One of my favourite sources of puzzles at the moment is @WWMGT - What Would Martin Gardner Tweet? (Martin Gardner, in case you’re not up on the greats of popular maths writing, was one of the greats of popular maths writing - and is indirectly responsible for Big MathsJam.)

Recently, it was decreed that Martin Gardner would have tweeted:

Show that no square of two or more digits can have only odd digits.

Must be easy, I thought. Let’s do it by contradiction, and try to find a square number - $k^2$ with only odd digits.

$k$ has to be odd, because otherwise it would end in an even digit - so it must end in 1, 3, 5, 7 or 9.

If $k$ ends in 1, it can be written as $k = 10n+1$, so $k^2 = 100n^2 + 20n + 1$; its last digit is 1, but the one before it is even ($\frac{k^2 - 1}{10} = 10n^2 + 2n$).

A similar argument accounts for $k$ ending in 3: if $k = 10n + 3$, $k^2 = 100n^2 + 60n + 9$, which again has an even penultimate digit.

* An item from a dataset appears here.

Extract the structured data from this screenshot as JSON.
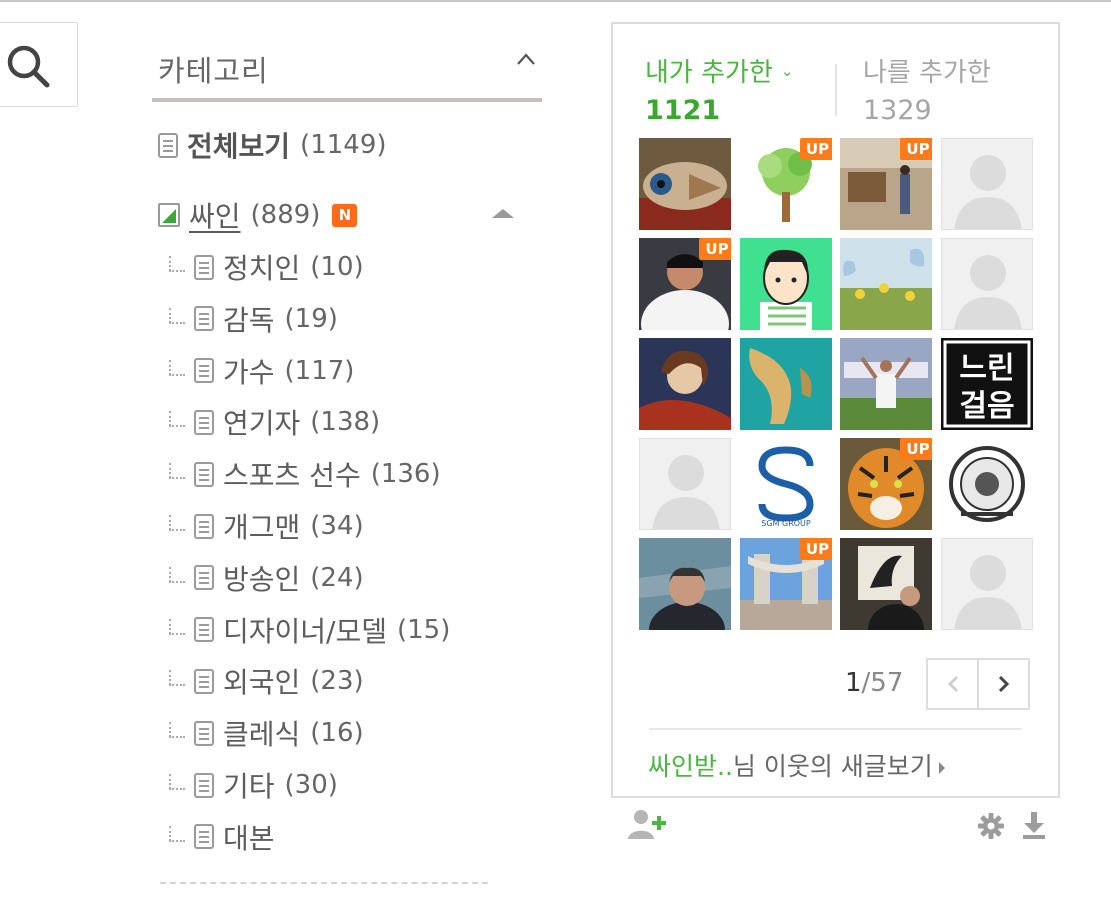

*It was at exactly this point that inspiration struck.*

You see, I’d been worried about how I was going to deal with awkward numbers like somethingty-seven and somethingty-nine - but then it struck me: I can write those as $10n - 3$ and $10n - 1$ and apply the same reasoning as before! That just leaves me with somethingty-five.

If $k = 10n + 5$, then $k^2 = 100n^2 + 100n + 25$, in which case the penultimate digit has to be 2.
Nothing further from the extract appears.